The effect of the degree of liberty enjoyed by nations on their manners is strongly marked in travelling through the different states of Europe. Let us travel from the south of Italy, where men do not know their lives are their own, and where manners are so soft and pleasing, through Switzerland, where men are free and their manners brusque and startling. Then to descend the Rhine, through some of the German states, where manners improve a little—but only a little—into Belgium, where the natives have not had a liberal constitution long enough to shake off their imitation French politeness. But already the Belgians are beginning to prove how a little liberty spoils good manners; for a man of the middle-class may now be seen wishing his friend good morning with both hands under his blouse and in his trowsers-pockets, a thing no Frenchman of any class would ever think of doing.

Then to enter France, where the whole people are more courteous and more expressively mannered than in any other country in the world; and to cross a narrow channel into England, where men are so free, and their manners so alarming; and, last of all, to cross the Atlantic to the United States, where there is both liberty and licence, and no manners at all.
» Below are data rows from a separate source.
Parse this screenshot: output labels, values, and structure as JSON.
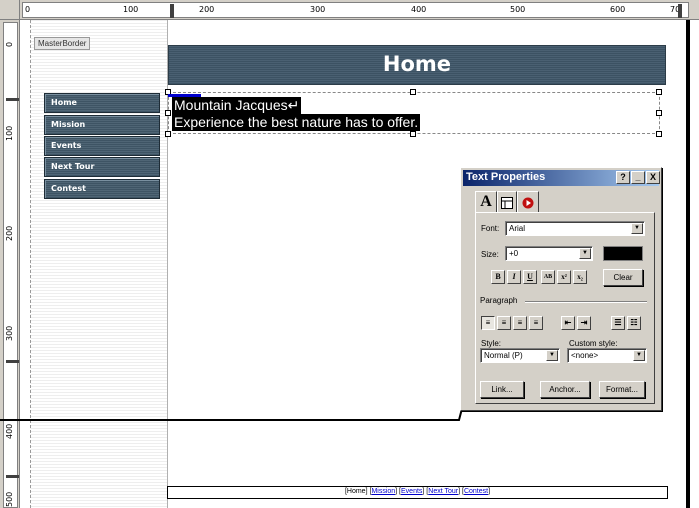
{
  "rulers": {
    "top_labels": [
      "0",
      "100",
      "200",
      "300",
      "400",
      "500",
      "600",
      "70"
    ],
    "left_labels": [
      "0",
      "100",
      "200",
      "300",
      "400",
      "500"
    ]
  },
  "master_border": {
    "tag": "MasterBorder"
  },
  "banner": {
    "title": "Home"
  },
  "nav": {
    "items": [
      {
        "label": "Home"
      },
      {
        "label": "Mission"
      },
      {
        "label": "Events"
      },
      {
        "label": "Next Tour"
      },
      {
        "label": "Contest"
      }
    ]
  },
  "content": {
    "line1": "Mountain Jacques",
    "line2": "Experience the best nature has to offer."
  },
  "text_properties": {
    "title": "Text Properties",
    "title_buttons": [
      "?",
      "_",
      "X"
    ],
    "tabs": [
      "A",
      "table",
      "record"
    ],
    "font_label": "Font:",
    "font_value": "Arial",
    "size_label": "Size:",
    "size_value": "+0",
    "format_buttons": [
      "B",
      "I",
      "U",
      "AB",
      "x²",
      "x₂"
    ],
    "clear_label": "Clear",
    "paragraph_label": "Paragraph",
    "style_label": "Style:",
    "style_value": "Normal (P)",
    "custom_style_label": "Custom style:",
    "custom_style_value": "<none>",
    "link_label": "Link...",
    "anchor_label": "Anchor...",
    "format_label": "Format...",
    "text_color": "#000000"
  },
  "footer": {
    "links": [
      "Home",
      "Mission",
      "Events",
      "Next Tour",
      "Contest"
    ]
  }
}
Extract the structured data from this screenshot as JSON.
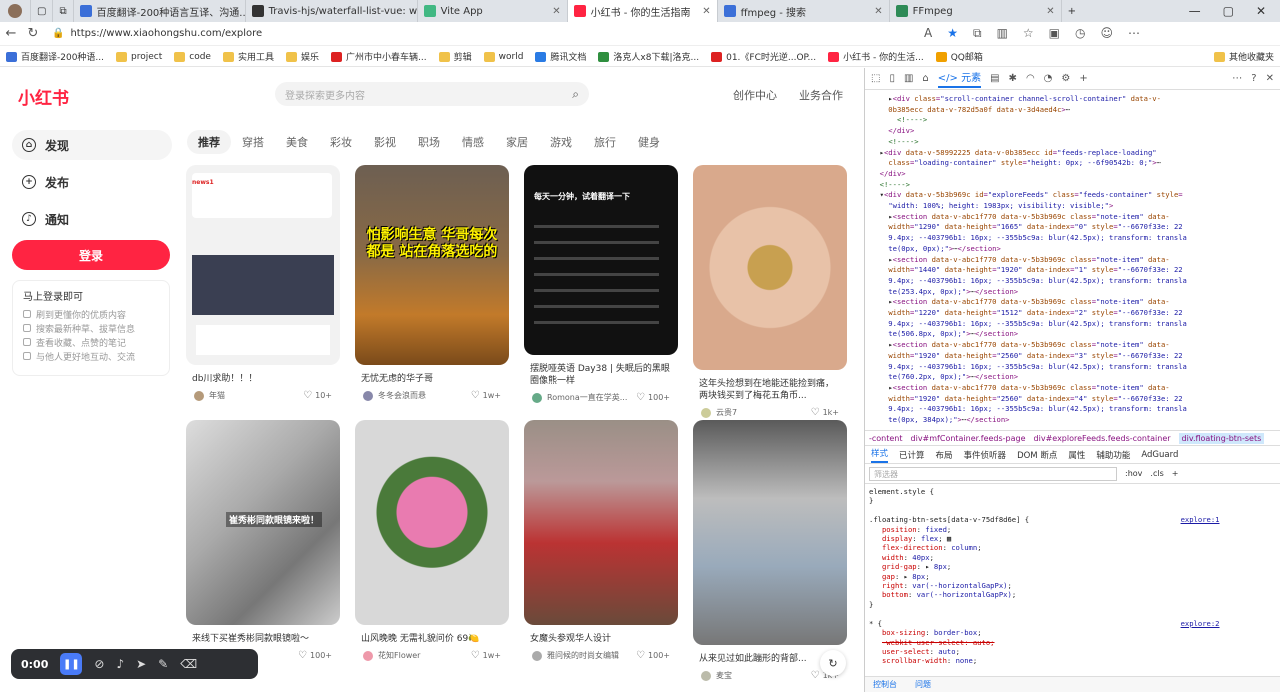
{
  "browser": {
    "tabs": [
      {
        "label": "百度翻译-200种语言互译、沟通...",
        "color": "#3b6fd8"
      },
      {
        "label": "Travis-hjs/waterfall-list-vue: wat...",
        "color": "#333333"
      },
      {
        "label": "Vite App",
        "color": "#41b883"
      },
      {
        "label": "小红书 - 你的生活指南",
        "color": "#ff2442",
        "active": true
      },
      {
        "label": "ffmpeg - 搜索",
        "color": "#3b6fd8"
      },
      {
        "label": "FFmpeg",
        "color": "#2e8b57"
      }
    ],
    "url": "https://www.xiaohongshu.com/explore",
    "bookmarks": [
      {
        "label": "百度翻译-200种语...",
        "color": "#3b6fd8"
      },
      {
        "label": "project",
        "color": "#f0c24a"
      },
      {
        "label": "code",
        "color": "#f0c24a"
      },
      {
        "label": "实用工具",
        "color": "#f0c24a"
      },
      {
        "label": "娱乐",
        "color": "#f0c24a"
      },
      {
        "label": "广州市中小春车辆...",
        "color": "#d22"
      },
      {
        "label": "剪辑",
        "color": "#f0c24a"
      },
      {
        "label": "world",
        "color": "#f0c24a"
      },
      {
        "label": "腾讯文档",
        "color": "#2a7be4"
      },
      {
        "label": "洛克人x8下载|洛克...",
        "color": "#2f8f3f"
      },
      {
        "label": "01.《FC时光逆...OP...",
        "color": "#d22"
      },
      {
        "label": "小红书 - 你的生活...",
        "color": "#ff2442"
      },
      {
        "label": "QQ邮箱",
        "color": "#f0a000"
      }
    ],
    "other_bookmarks": "其他收藏夹"
  },
  "site": {
    "logo": "小红书",
    "search_placeholder": "登录探索更多内容",
    "top_links": [
      "创作中心",
      "业务合作"
    ],
    "sidenav": [
      {
        "label": "发现",
        "icon": "⌂"
      },
      {
        "label": "发布",
        "icon": "+"
      },
      {
        "label": "通知",
        "icon": "♪"
      }
    ],
    "login_button": "登录",
    "login_box": {
      "title": "马上登录即可",
      "items": [
        "刷到更懂你的优质内容",
        "搜索最新种草、拔草信息",
        "查看收藏、点赞的笔记",
        "与他人更好地互动、交流"
      ]
    },
    "channels": [
      "推荐",
      "穿搭",
      "美食",
      "彩妆",
      "影视",
      "职场",
      "情感",
      "家居",
      "游戏",
      "旅行",
      "健身"
    ],
    "active_channel": "推荐",
    "cards": [
      {
        "title": "db川求助！！！",
        "author": "年猫",
        "likes": "10+",
        "overlay": ""
      },
      {
        "title": "无忧无虑的华子哥",
        "author": "冬冬会浪而悬",
        "likes": "1w+",
        "overlay": "怕影响生意 华哥每次都是 站在角落选吃的"
      },
      {
        "title": "摆脱哑英语 Day38 | 失眠后的黑眼圈像熊一样",
        "author": "Romona一直在学英...",
        "likes": "100+",
        "overlay": "每天一分钟，试着翻译一下"
      },
      {
        "title": "这年头捡想到在地能还能捡到痛，两块钱买到了梅花五角币...",
        "author": "云贵7",
        "likes": "1k+",
        "overlay": ""
      },
      {
        "title": "来线下买崔秀彬同款眼镜啦～",
        "author": "",
        "likes": "100+",
        "overlay": "崔秀彬同款眼镜来啦！"
      },
      {
        "title": "山风晚晚 无需礼貌问价 69🍋",
        "author": "花知Flower",
        "likes": "1w+",
        "overlay": ""
      },
      {
        "title": "女魔头参观华人设计",
        "author": "雅问候的时尚女编辑",
        "likes": "100+",
        "overlay": ""
      },
      {
        "title": "从来见过如此蹦形的背部...",
        "author": "麦宝",
        "likes": "1k+",
        "overlay": ""
      }
    ]
  },
  "devtools": {
    "toolbar_tab": "元素",
    "breadcrumbs": [
      "-content",
      "div#mfContainer.feeds-page",
      "div#exploreFeeds.feeds-container",
      "div.floating-btn-sets"
    ],
    "style_tabs": [
      "样式",
      "已计算",
      "布局",
      "事件侦听器",
      "DOM 断点",
      "属性",
      "辅助功能",
      "AdGuard"
    ],
    "active_style_tab": "样式",
    "filter_placeholder": "筛选器",
    "filter_options": [
      ":hov",
      ".cls",
      "+"
    ],
    "console_tabs": [
      "控制台",
      "问题"
    ]
  },
  "recorder": {
    "time": "0:00"
  }
}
We must not be surprised at men of refined or literary or social tastes preferring to live in countries where men are more obedient to social order—where society is easier and less formal, and where the amenities of life are more practised than in England.

How often do we hear a thorough Englishman express his dislike to foreign ways on his first visit to the Continent; his state of fret and irritability at the constant demand for his passport by a gendarme who will not be put out of temper; his contempt for the light dinners and acid wines, and his disgust at a want of cleanliness in things about which his countrymen are so particular; and then to watch him growing first, not to dislike the ways as much as he did, then to be reconciled to them, till at last he settles among his new friends—for good, perhaps—and nothing English remains of him but his name.